Democrats, who believe that without public funds corporations and special interests groups will dominate future elections, do not share his view. Rep. Donna Edwards (D-Md.) said she believes the measure, combined with a Supreme Court decision last year which allowed corporate funding of campaign messages, could undermine campaign finance reform.

“It is imperative to strengthen the Presidential election finance system established in the aftermath of the Watergate scandal, not eliminate it,” said Edwards in a statement. “Elimination simply means even more unfettered spending on our elections by large corporations and wealthy individuals. In the past year, we saw the U.S. Supreme Court in Citizens United v. Federal Election Commission overturn a century of campaign finance law resulting in a wave of unprecedented special-interest spending on our midterm elections.”
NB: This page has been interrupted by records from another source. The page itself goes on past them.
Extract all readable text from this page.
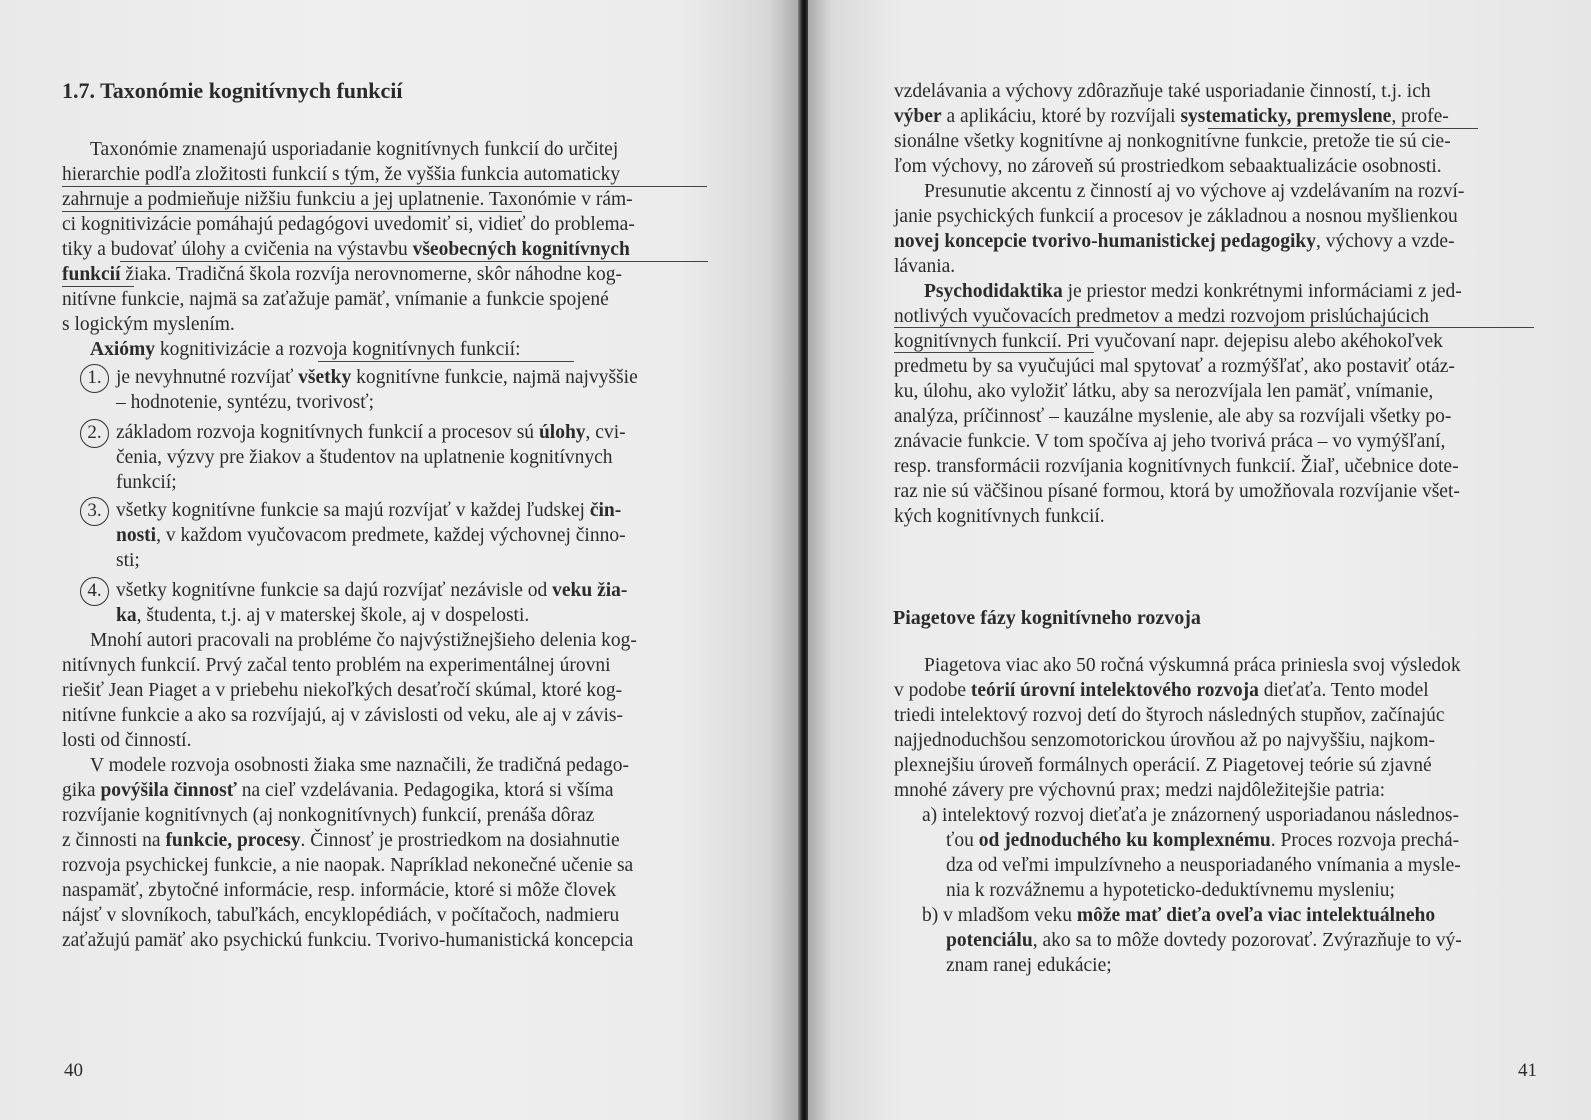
1.7. Taxonómie kognitívnych funkcií
Taxonómie znamenajú usporiadanie kognitívnych funkcií do určitej
hierarchie podľa zložitosti funkcií s tým, že vyššia funkcia automaticky
zahrnuje a podmieňuje nižšiu funkciu a jej uplatnenie. Taxonómie v rám-
ci kognitivizácie pomáhajú pedagógovi uvedomiť si, vidieť do problema-
tiky a budovať úlohy a cvičenia na výstavbu všeobecných kognitívnych
funkcií žiaka. Tradičná škola rozvíja nerovnomerne, skôr náhodne kog-
nitívne funkcie, najmä sa zaťažuje pamäť, vnímanie a funkcie spojené
s logickým myslením.
Axiómy kognitivizácie a rozvoja kognitívnych funkcií:
1. je nevyhnutné rozvíjať všetky kognitívne funkcie, najmä najvyššie
– hodnotenie, syntézu, tvorivosť;
2. základom rozvoja kognitívnych funkcií a procesov sú úlohy, cvi-
čenia, výzvy pre žiakov a študentov na uplatnenie kognitívnych
funkcií;
3. všetky kognitívne funkcie sa majú rozvíjať v každej ľudskej čin-
nosti, v každom vyučovacom predmete, každej výchovnej činno-
sti;
4. všetky kognitívne funkcie sa dajú rozvíjať nezávisle od veku žia-
ka, študenta, t.j. aj v materskej škole, aj v dospelosti.
Mnohí autori pracovali na probléme čo najvýstižnejšieho delenia kog-
nitívnych funkcií. Prvý začal tento problém na experimentálnej úrovni
riešiť Jean Piaget a v priebehu niekoľkých desaťročí skúmal, ktoré kog-
nitívne funkcie a ako sa rozvíjajú, aj v závislosti od veku, ale aj v závis-
losti od činností.
V modele rozvoja osobnosti žiaka sme naznačili, že tradičná pedago-
gika povýšila činnosť na cieľ vzdelávania. Pedagogika, ktorá si všíma
rozvíjanie kognitívnych (aj nonkognitívnych) funkcií, prenáša dôraz
z činnosti na funkcie, procesy. Činnosť je prostriedkom na dosiahnutie
rozvoja psychickej funkcie, a nie naopak. Napríklad nekonečné učenie sa
naspamäť, zbytočné informácie, resp. informácie, ktoré si môže človek
nájsť v slovníkoch, tabuľkách, encyklopédiách, v počítačoch, nadmieru
zaťažujú pamäť ako psychickú funkciu. Tvorivo-humanistická koncepcia
40
vzdelávania a výchovy zdôrazňuje také usporiadanie činností, t.j. ich
výber a aplikáciu, ktoré by rozvíjali systematicky, premyslene, profe-
sionálne všetky kognitívne aj nonkognitívne funkcie, pretože tie sú cie-
ľom výchovy, no zároveň sú prostriedkom sebaaktualizácie osobnosti.
Presunutie akcentu z činností aj vo výchove aj vzdelávaním na rozví-
janie psychických funkcií a procesov je základnou a nosnou myšlienkou
novej koncepcie tvorivo-humanistickej pedagogiky, výchovy a vzde-
lávania.
Psychodidaktika je priestor medzi konkrétnymi informáciami z jed-
notlivých vyučovacích predmetov a medzi rozvojom prislúchajúcich
kognitívnych funkcií. Pri vyučovaní napr. dejepisu alebo akéhokoľvek
predmetu by sa vyučujúci mal spytovať a rozmýšľať, ako postaviť otáz-
ku, úlohu, ako vyložiť látku, aby sa nerozvíjala len pamäť, vnímanie,
analýza, príčinnosť – kauzálne myslenie, ale aby sa rozvíjali všetky po-
znávacie funkcie. V tom spočíva aj jeho tvorivá práca – vo vymýšľaní,
resp. transformácii rozvíjania kognitívnych funkcií. Žiaľ, učebnice dote-
raz nie sú väčšinou písané formou, ktorá by umožňovala rozvíjanie všet-
kých kognitívnych funkcií.
Piagetova viac ako 50 ročná výskumná práca priniesla svoj výsledok
v podobe teórií úrovní intelektového rozvoja dieťaťa. Tento model
triedi intelektový rozvoj detí do štyroch následných stupňov, začínajúc
najjednoduchšou senzomotorickou úrovňou až po najvyššiu, najkom-
plexnejšiu úroveň formálnych operácií. Z Piagetovej teórie sú zjavné
mnohé závery pre výchovnú prax; medzi najdôležitejšie patria:
a) intelektový rozvoj dieťaťa je znázornený usporiadanou následnos-
ťou od jednoduchého ku komplexnému. Proces rozvoja prechá-
dza od veľmi impulzívneho a neusporiadaného vnímania a mysle-
nia k rozvážnemu a hypoteticko-deduktívnemu mysleniu;
b) v mladšom veku môže mať dieťa oveľa viac intelektuálneho
potenciálu, ako sa to môže dovtedy pozorovať. Zvýrazňuje to vý-
znam ranej edukácie;
41
Piagetove fázy kognitívneho rozvoja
The Presidential Campaign Fund is funded by a taxpayer option to designate $3 of a taxpayer’s income tax to be applied to presidential campaign finance.

The House voted 239-160 to send the measure to the Senate. It is a part of House Republicans’ “Cut as you Go” approach to the federal budget, a plan, which they claim will reduce the national deficit and create more private sector jobs. Rep. Eric Cantor (R-Va.) said in recent statements that there are three questions to ask as he continues to work.

“One, are our actions focusing on jobs and the economy; two, are our actions focusing on cutting spending; and three, are our actions focusing on shrinking government and thereby protecting and expanding freedom?” he said in a statement. “If our actions do not fall within one of those three lanes, we must ask ourselves: why are we doing it?”